Both lost, while Republicans mocked the Democrats’ dream of a “blue Texas” and, at the same time, warned donors of a future where the minority party actually succeeded in flipping the state.
In 2016, with less hype, a backlash to Donald Trump among suburban voters and nonwhites spiked Democratic turnout in Texas. Trump’s 52 percent of the vote was the lowest for a Republican presidential nominee in 20 years; his victory margin in Texas was smaller than his margin in swing state Iowa.
Despite the trends, Democrats are not currently planning to spend money in Texas. Five of the party’s incumbents are up for reelection next year in states that voted by landslides for Trump; five more are in states that flipped from Obama to the Republican. O’Rourke, for now, is spinning that to his advantage by suggesting he’ll seek small donations to compete with Republican Sen. Ted Cruz’s fundraising network.

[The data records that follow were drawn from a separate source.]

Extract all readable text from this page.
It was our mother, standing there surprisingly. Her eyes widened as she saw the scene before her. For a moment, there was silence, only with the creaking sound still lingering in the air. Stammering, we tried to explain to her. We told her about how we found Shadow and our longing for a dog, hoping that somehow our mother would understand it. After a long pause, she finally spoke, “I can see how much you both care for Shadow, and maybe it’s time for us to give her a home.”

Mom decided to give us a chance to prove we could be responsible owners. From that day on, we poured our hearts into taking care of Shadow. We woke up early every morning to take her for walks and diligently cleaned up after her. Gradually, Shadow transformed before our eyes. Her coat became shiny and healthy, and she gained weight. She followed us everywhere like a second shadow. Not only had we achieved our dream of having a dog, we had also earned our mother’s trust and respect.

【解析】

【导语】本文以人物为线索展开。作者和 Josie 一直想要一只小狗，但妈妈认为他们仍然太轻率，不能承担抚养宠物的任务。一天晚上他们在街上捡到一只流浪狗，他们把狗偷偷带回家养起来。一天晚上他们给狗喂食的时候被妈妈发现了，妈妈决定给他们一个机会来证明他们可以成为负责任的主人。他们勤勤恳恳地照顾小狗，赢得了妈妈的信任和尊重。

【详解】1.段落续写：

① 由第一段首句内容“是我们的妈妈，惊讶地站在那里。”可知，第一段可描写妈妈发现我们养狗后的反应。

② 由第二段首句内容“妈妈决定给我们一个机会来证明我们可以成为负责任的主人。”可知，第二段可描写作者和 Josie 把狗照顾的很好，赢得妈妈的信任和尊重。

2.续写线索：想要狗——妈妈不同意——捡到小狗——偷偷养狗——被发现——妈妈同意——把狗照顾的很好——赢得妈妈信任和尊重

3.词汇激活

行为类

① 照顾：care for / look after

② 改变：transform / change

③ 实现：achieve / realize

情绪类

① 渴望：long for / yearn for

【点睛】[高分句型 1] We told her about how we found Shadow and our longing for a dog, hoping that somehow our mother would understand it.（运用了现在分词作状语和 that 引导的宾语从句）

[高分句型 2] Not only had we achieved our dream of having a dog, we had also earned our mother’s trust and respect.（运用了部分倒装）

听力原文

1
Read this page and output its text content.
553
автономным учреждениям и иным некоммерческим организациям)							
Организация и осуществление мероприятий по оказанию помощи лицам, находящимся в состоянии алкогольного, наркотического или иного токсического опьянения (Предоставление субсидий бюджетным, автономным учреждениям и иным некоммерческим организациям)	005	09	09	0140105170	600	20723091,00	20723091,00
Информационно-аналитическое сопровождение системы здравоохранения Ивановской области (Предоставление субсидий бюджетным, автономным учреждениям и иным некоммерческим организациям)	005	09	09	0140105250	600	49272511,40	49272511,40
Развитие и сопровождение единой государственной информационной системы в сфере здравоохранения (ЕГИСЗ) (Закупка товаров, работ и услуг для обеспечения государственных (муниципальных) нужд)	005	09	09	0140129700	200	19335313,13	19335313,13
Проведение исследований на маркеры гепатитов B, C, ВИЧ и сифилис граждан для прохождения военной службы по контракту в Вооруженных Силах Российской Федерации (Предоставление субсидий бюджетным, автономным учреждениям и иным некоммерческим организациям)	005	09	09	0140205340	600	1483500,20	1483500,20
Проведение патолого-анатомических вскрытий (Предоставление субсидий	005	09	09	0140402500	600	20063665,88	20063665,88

“We’re not hiring pollsters, we’re taking no corporate cash, no PACs,”” said O’Rourke.
Asked about Supreme Court nominee Neil Gorsuch, O’Rourke said he had not been able to watch his confirmation hearings, but quickly came up with concerns that would have stopped him from supporting him.
“I’m concerned about his rulings that favor business interests,” said O’Rourke, citing the “frozen trucker” case that Democrats focused on during the hearing. “I’m concerned about his lack of support for voting rights, and what seems like his indifference to the impact of undisclosed money on our democracy.”
O’Rourke framed the rest of his race in pragmatic terms, saying he could work well with Sen. John Cornyn (R-Tex.) — who has called O’Rourke’s bid a “suicide mission” — and that he’d be a full-time senator, without Cruz’s national ambitions.
“I don’t think Ted Cruz is a bad person, but we all know he spent four years running for president,” said O’Rourke. “And he did a really good job at it. That’s good for him, it’s just not great for Texas.”